Un parc immense entourait la pagode, dissimulant les habitations des prêtres et de charmans édicules qui étaient sans doute des bibliothèques. De grands bassins ou srâs retenaient l’eau tombée pendant la saison des pluies, et servaient aux ablutions. Un mur rectangulaire, de quatre kilomètres de longueur, renfermait ces constructions, entouré lui-même d’un large fossé que traversaient quatre ponts. Contrairement aux autres monumens khmers, où l’avenue principale est toujours tournée vers l’Orient, Angkor-Wat avait ses avenues d’honneur ouvertes vers l’ouest. Une chaussée dallée la reliait à la capitale ; sur les bords de la route de pierre, le Naga, porté par des géans agenouillés, s’allongeait en balustrades, rappelant le barattement de la mer de fait, tel qu’il est figuré sur les merveilleux bas-reliefs des cloîtres de la première galerie.

Tout le temple est bâti en belles assises de grès, que les indigènes appellent le thma-phoc, la pierre de boue ; et, en effet, quand elle est fraîchement taillée, son grain très fin, d’un gris indécis, a l’apparence de boue solidifiée.

Malheureusement, les intempéries du ciel ont taché les surfaces de nuances ingrates. Il y a des ruines que la patine des siècles a embellies et comme fardées ; le temps n’a eu que des outrages pour la vieillesse d’Angkor-Wat, il l’a salie.

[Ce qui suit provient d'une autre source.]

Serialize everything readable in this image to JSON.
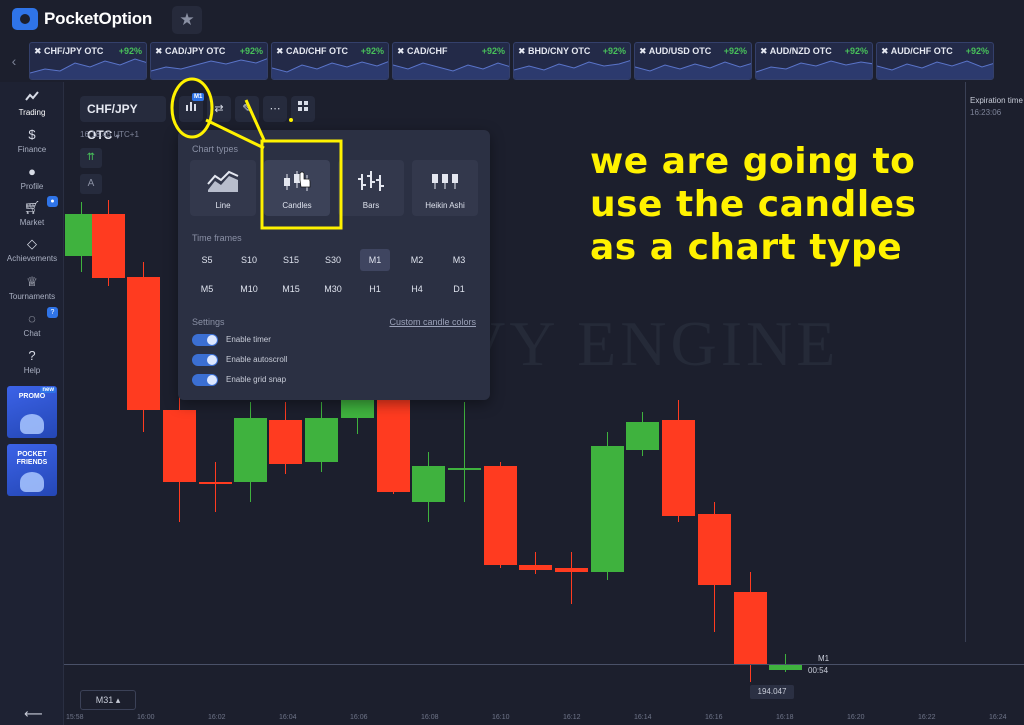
{
  "brand": {
    "name": "PocketOption",
    "accent": "#2f74e8"
  },
  "assets": [
    {
      "name": "CHF/JPY OTC",
      "payout": "+92%"
    },
    {
      "name": "CAD/JPY OTC",
      "payout": "+92%"
    },
    {
      "name": "CAD/CHF OTC",
      "payout": "+92%"
    },
    {
      "name": "CAD/CHF",
      "payout": "+92%"
    },
    {
      "name": "BHD/CNY OTC",
      "payout": "+92%"
    },
    {
      "name": "AUD/USD OTC",
      "payout": "+92%"
    },
    {
      "name": "AUD/NZD OTC",
      "payout": "+92%"
    },
    {
      "name": "AUD/CHF OTC",
      "payout": "+92%"
    }
  ],
  "sidebar": {
    "items": [
      {
        "label": "Trading",
        "icon": "chart-icon"
      },
      {
        "label": "Finance",
        "icon": "dollar-icon"
      },
      {
        "label": "Profile",
        "icon": "user-icon"
      },
      {
        "label": "Market",
        "icon": "cart-icon"
      },
      {
        "label": "Achievements",
        "icon": "diamond-icon"
      },
      {
        "label": "Tournaments",
        "icon": "trophy-icon"
      },
      {
        "label": "Chat",
        "icon": "chat-icon",
        "badge": "?"
      },
      {
        "label": "Help",
        "icon": "help-icon"
      }
    ],
    "promo": {
      "label": "PROMO",
      "badge": "new"
    },
    "friends": {
      "label": "POCKET FRIENDS"
    }
  },
  "toolbar": {
    "pair": "CHF/JPY OTC",
    "timeframe_tag": "M1",
    "server_time": "16:18:45 UTC+1"
  },
  "popup": {
    "chart_types_title": "Chart types",
    "chart_types": [
      {
        "label": "Line",
        "icon": "line-chart-icon",
        "active": false
      },
      {
        "label": "Candles",
        "icon": "candles-icon",
        "active": true
      },
      {
        "label": "Bars",
        "icon": "bars-icon",
        "active": false
      },
      {
        "label": "Heikin Ashi",
        "icon": "heikin-ashi-icon",
        "active": false
      }
    ],
    "time_frames_title": "Time frames",
    "time_frames": [
      "S5",
      "S10",
      "S15",
      "S30",
      "M1",
      "M2",
      "M3",
      "M5",
      "M10",
      "M15",
      "M30",
      "H1",
      "H4",
      "D1"
    ],
    "active_time_frame": "M1",
    "settings_title": "Settings",
    "custom_colors_link": "Custom candle colors",
    "settings": [
      "Enable timer",
      "Enable autoscroll",
      "Enable grid snap"
    ]
  },
  "annotation": {
    "lines": [
      "we are going to",
      "use the candles",
      "as a chart type"
    ],
    "color": "#fff200"
  },
  "chart": {
    "watermark": "HE SAVVY ENGINE",
    "time_ticks": [
      "15:58",
      "16:00",
      "16:02",
      "16:04",
      "16:06",
      "16:08",
      "16:10",
      "16:12",
      "16:14",
      "16:16",
      "16:18",
      "16:20",
      "16:22",
      "16:24"
    ],
    "up_color": "#3fb23e",
    "down_color": "#ff3b20",
    "current_price": "194.047",
    "period_label": "M1",
    "timer": "00:54",
    "zoom_label": "M31"
  },
  "expiration": {
    "label": "Expiration time",
    "time": "16:23:06"
  }
}
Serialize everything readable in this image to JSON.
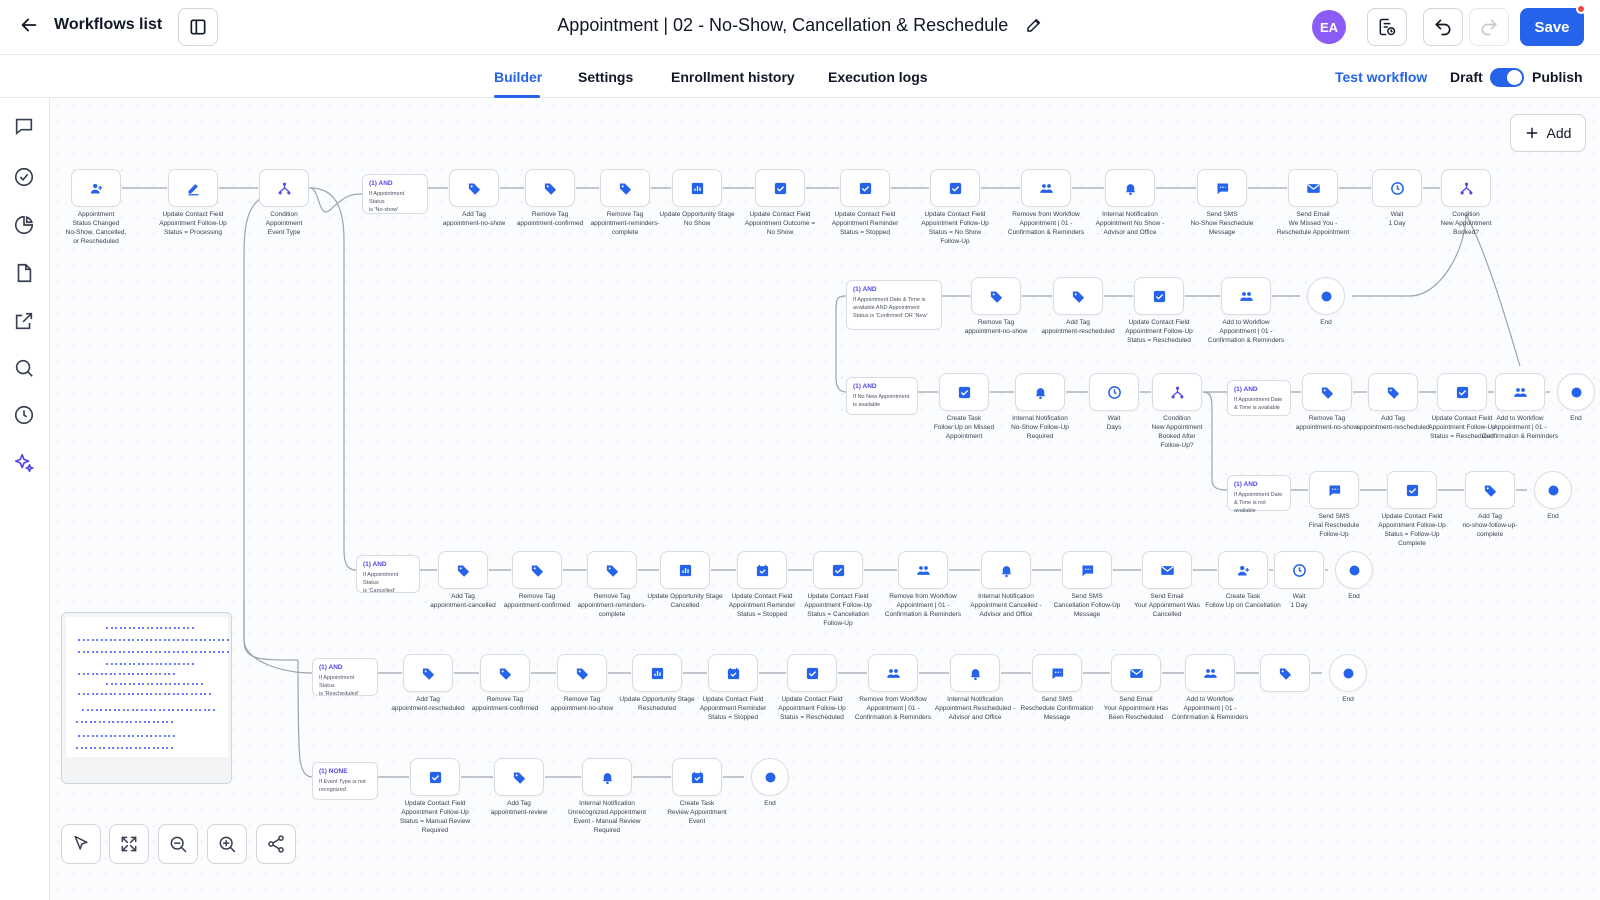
{
  "header": {
    "back_label": "Workflows list",
    "title": "Appointment | 02 - No-Show, Cancellation & Reschedule",
    "avatar_initials": "EA",
    "save_label": "Save"
  },
  "tabs": [
    {
      "label": "Builder",
      "active": true
    },
    {
      "label": "Settings",
      "active": false
    },
    {
      "label": "Enrollment history",
      "active": false
    },
    {
      "label": "Execution logs",
      "active": false
    }
  ],
  "actions": {
    "test_workflow": "Test workflow",
    "draft_label": "Draft",
    "publish_label": "Publish",
    "publish_toggle_on": true
  },
  "canvas": {
    "add_label": "Add"
  },
  "colors": {
    "accent": "#2563eb",
    "node_icon": "#2563eb",
    "condition": "#4f46e5",
    "avatar": "#8b5cf6",
    "notification_dot": "#ef4444"
  },
  "nodes": {
    "trigger": {
      "icon": "user-icon",
      "lines": [
        "Appointment",
        "Status Changed",
        "No-Show, Cancelled,",
        "or Rescheduled"
      ]
    },
    "set_processing": {
      "icon": "pencil-icon",
      "lines": [
        "Update Contact Field",
        "Appointment Follow-Up",
        "Status = Processing"
      ]
    },
    "cond_main": {
      "icon": "branch-icon",
      "lines": [
        "Condition",
        "Appointment",
        "Event Type"
      ]
    },
    "r1_cond": {
      "head": "(1) AND",
      "body": [
        "If Appointment Status",
        "is 'No-show'"
      ]
    },
    "r1": [
      {
        "icon": "tag-icon",
        "lines": [
          "Add Tag",
          "appointment-no-show"
        ]
      },
      {
        "icon": "tag-icon",
        "lines": [
          "Remove Tag",
          "appointment-confirmed"
        ]
      },
      {
        "icon": "tag-icon",
        "lines": [
          "Remove Tag",
          "appointment-reminders-",
          "complete"
        ]
      },
      {
        "icon": "chart-icon",
        "lines": [
          "Update Opportunity Stage",
          "No Show"
        ]
      },
      {
        "icon": "checkbox-icon",
        "lines": [
          "Update Contact Field",
          "Appointment Outcome =",
          "No Show"
        ]
      },
      {
        "icon": "checkbox-icon",
        "lines": [
          "Update Contact Field",
          "Appointment Reminder",
          "Status = Stopped"
        ]
      },
      {
        "icon": "checkbox-icon",
        "lines": [
          "Update Contact Field",
          "Appointment Follow-Up",
          "Status = No Show",
          "Follow-Up"
        ]
      },
      {
        "icon": "users-icon",
        "lines": [
          "Remove from Workflow",
          "Appointment | 01 -",
          "Confirmation & Reminders"
        ]
      },
      {
        "icon": "bell-icon",
        "lines": [
          "Internal Notification",
          "Appointment No Show -",
          "Advisor and Office"
        ]
      },
      {
        "icon": "sms-icon",
        "lines": [
          "Send SMS",
          "No-Show Reschedule",
          "Message"
        ]
      },
      {
        "icon": "mail-icon",
        "lines": [
          "Send Email",
          "We Missed You -",
          "Reschedule Appointment"
        ]
      },
      {
        "icon": "clock-icon",
        "lines": [
          "Wait",
          "1 Day"
        ]
      },
      {
        "icon": "branch-icon",
        "lines": [
          "Condition",
          "New Appointment",
          "Booked?"
        ]
      }
    ],
    "r2_cond": {
      "head": "(1) AND",
      "body": [
        "If Appointment Date & Time is",
        "available AND Appointment",
        "Status is 'Confirmed' OR 'New'"
      ]
    },
    "r2": [
      {
        "icon": "tag-icon",
        "lines": [
          "Remove Tag",
          "appointment-no-show"
        ]
      },
      {
        "icon": "tag-icon",
        "lines": [
          "Add Tag",
          "appointment-rescheduled"
        ]
      },
      {
        "icon": "checkbox-icon",
        "lines": [
          "Update Contact Field",
          "Appointment Follow-Up",
          "Status = Rescheduled"
        ]
      },
      {
        "icon": "users-icon",
        "lines": [
          "Add to Workflow",
          "Appointment | 01 -",
          "Confirmation & Reminders"
        ]
      },
      {
        "icon": "end-icon",
        "lines": [
          "End"
        ]
      }
    ],
    "r3_cond": {
      "head": "(1) AND",
      "body": [
        "If No New Appointment",
        "is available"
      ]
    },
    "r3": [
      {
        "icon": "checkbox-icon",
        "lines": [
          "Create Task",
          "Follow Up on Missed",
          "Appointment"
        ]
      },
      {
        "icon": "bell-icon",
        "lines": [
          "Internal Notification",
          "No-Show Follow-Up",
          "Required"
        ]
      },
      {
        "icon": "clock-icon",
        "lines": [
          "Wait",
          "Days"
        ]
      },
      {
        "icon": "branch-icon",
        "lines": [
          "Condition",
          "New Appointment",
          "Booked After",
          "Follow-Up?"
        ]
      }
    ],
    "r3a_cond": {
      "head": "(1) AND",
      "body": [
        "If Appointment Date",
        "& Time is available"
      ]
    },
    "r3a": [
      {
        "icon": "tag-icon",
        "lines": [
          "Remove Tag",
          "appointment-no-show"
        ]
      },
      {
        "icon": "tag-icon",
        "lines": [
          "Add Tag",
          "appointment-rescheduled"
        ]
      },
      {
        "icon": "checkbox-icon",
        "lines": [
          "Update Contact Field",
          "Appointment Follow-Up",
          "Status = Rescheduled"
        ]
      },
      {
        "icon": "users-icon",
        "lines": [
          "Add to Workflow",
          "Appointment | 01 -",
          "Confirmation & Reminders"
        ]
      },
      {
        "icon": "end-icon",
        "lines": [
          "End"
        ]
      }
    ],
    "r3b_cond": {
      "head": "(1) AND",
      "body": [
        "If Appointment Date",
        "& Time is not available"
      ]
    },
    "r3b": [
      {
        "icon": "sms-icon",
        "lines": [
          "Send SMS",
          "Final Reschedule",
          "Follow-Up"
        ]
      },
      {
        "icon": "checkbox-icon",
        "lines": [
          "Update Contact Field",
          "Appointment Follow-Up",
          "Status = Follow-Up",
          "Complete"
        ]
      },
      {
        "icon": "tag-icon",
        "lines": [
          "Add Tag",
          "no-show-follow-up-",
          "complete"
        ]
      },
      {
        "icon": "end-icon",
        "lines": [
          "End"
        ]
      }
    ],
    "r4_cond": {
      "head": "(1) AND",
      "body": [
        "If Appointment Status",
        "is 'Cancelled'"
      ]
    },
    "r4": [
      {
        "icon": "tag-icon",
        "lines": [
          "Add Tag",
          "appointment-cancelled"
        ]
      },
      {
        "icon": "tag-icon",
        "lines": [
          "Remove Tag",
          "appointment-confirmed"
        ]
      },
      {
        "icon": "tag-icon",
        "lines": [
          "Remove Tag",
          "appointment-reminders-",
          "complete"
        ]
      },
      {
        "icon": "chart-icon",
        "lines": [
          "Update Opportunity Stage",
          "Cancelled"
        ]
      },
      {
        "icon": "calendar-icon",
        "lines": [
          "Update Contact Field",
          "Appointment Reminder",
          "Status = Stopped"
        ]
      },
      {
        "icon": "checkbox-icon",
        "lines": [
          "Update Contact Field",
          "Appointment Follow-Up",
          "Status = Cancellation",
          "Follow-Up"
        ]
      },
      {
        "icon": "users-icon",
        "lines": [
          "Remove from Workflow",
          "Appointment | 01 -",
          "Confirmation & Reminders"
        ]
      },
      {
        "icon": "bell-icon",
        "lines": [
          "Internal Notification",
          "Appointment Cancelled -",
          "Advisor and Office"
        ]
      },
      {
        "icon": "sms-icon",
        "lines": [
          "Send SMS",
          "Cancellation Follow-Up",
          "Message"
        ]
      },
      {
        "icon": "mail-icon",
        "lines": [
          "Send Email",
          "Your Appointment Was",
          "Cancelled"
        ]
      },
      {
        "icon": "user-icon",
        "lines": [
          "Create Task",
          "Follow Up on Cancellation"
        ]
      },
      {
        "icon": "clock-icon",
        "lines": [
          "Wait",
          "1 Day"
        ]
      },
      {
        "icon": "end-icon",
        "lines": [
          "End"
        ]
      }
    ],
    "r5_cond": {
      "head": "(1) AND",
      "body": [
        "If Appointment Status",
        "is 'Rescheduled'"
      ]
    },
    "r5": [
      {
        "icon": "tag-icon",
        "lines": [
          "Add Tag",
          "appointment-rescheduled"
        ]
      },
      {
        "icon": "tag-icon",
        "lines": [
          "Remove Tag",
          "appointment-confirmed"
        ]
      },
      {
        "icon": "tag-icon",
        "lines": [
          "Remove Tag",
          "appointment-no-show"
        ]
      },
      {
        "icon": "chart-icon",
        "lines": [
          "Update Opportunity Stage",
          "Rescheduled"
        ]
      },
      {
        "icon": "calendar-icon",
        "lines": [
          "Update Contact Field",
          "Appointment Reminder",
          "Status = Stopped"
        ]
      },
      {
        "icon": "checkbox-icon",
        "lines": [
          "Update Contact Field",
          "Appointment Follow-Up",
          "Status = Rescheduled"
        ]
      },
      {
        "icon": "users-icon",
        "lines": [
          "Remove from Workflow",
          "Appointment | 01 -",
          "Confirmation & Reminders"
        ]
      },
      {
        "icon": "bell-icon",
        "lines": [
          "Internal Notification",
          "Appointment Rescheduled -",
          "Advisor and Office"
        ]
      },
      {
        "icon": "sms-icon",
        "lines": [
          "Send SMS",
          "Reschedule Confirmation",
          "Message"
        ]
      },
      {
        "icon": "mail-icon",
        "lines": [
          "Send Email",
          "Your Appointment Has",
          "Been Rescheduled"
        ]
      },
      {
        "icon": "users-icon",
        "lines": [
          "Add to Workflow",
          "Appointment | 01 -",
          "Confirmation & Reminders"
        ]
      },
      {
        "icon": "tag-icon",
        "lines": [
          ""
        ]
      },
      {
        "icon": "end-icon",
        "lines": [
          "End"
        ]
      }
    ],
    "r6_cond": {
      "head": "(1) NONE",
      "body": [
        "If Event Type is not",
        "recognized"
      ]
    },
    "r6": [
      {
        "icon": "checkbox-icon",
        "lines": [
          "Update Contact Field",
          "Appointment Follow-Up",
          "Status = Manual Review",
          "Required"
        ]
      },
      {
        "icon": "tag-icon",
        "lines": [
          "Add Tag",
          "appointment-review"
        ]
      },
      {
        "icon": "bell-icon",
        "lines": [
          "Internal Notification",
          "Unrecognized Appointment",
          "Event - Manual Review",
          "Required"
        ]
      },
      {
        "icon": "calendar-icon",
        "lines": [
          "Create Task",
          "Review Appointment",
          "Event"
        ]
      },
      {
        "icon": "end-icon",
        "lines": [
          "End"
        ]
      }
    ]
  }
}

Le thma-phoc est devenu verdâtre aux endroits où battent les pluies de la mousson du sud-ouest, violacé là où le soleil a cuit les façades, et, partout, la pierre a pris une couleur terne et triste.

La pagode n’est à son avantage qu’à l’heure du coucher du soleil, à l’instant fugitif où ses derniers rayons projettent sur le temple des flammes d’or bruni auxquelles s’opposent de grandes ombres bleues. Mais, pour sentir le charme mystérieux, le je ne sais quoi de divin qui demeure en ces vieilles pierres, il faut errer dans les galeries d’Angkor-Wat par une nuit de clair de lune, seul, sans torche, dans le grand silence qui plane sur la ruine, frémissant aux obscurités profondes des couloirs, cueillant au passage le sourire des Apsaras pâlies, tressait huit aux bruits que les reptiles font en s’enfuyant, anxieux du frôlement des chauves-souris qui veillent autour du sanctuaire…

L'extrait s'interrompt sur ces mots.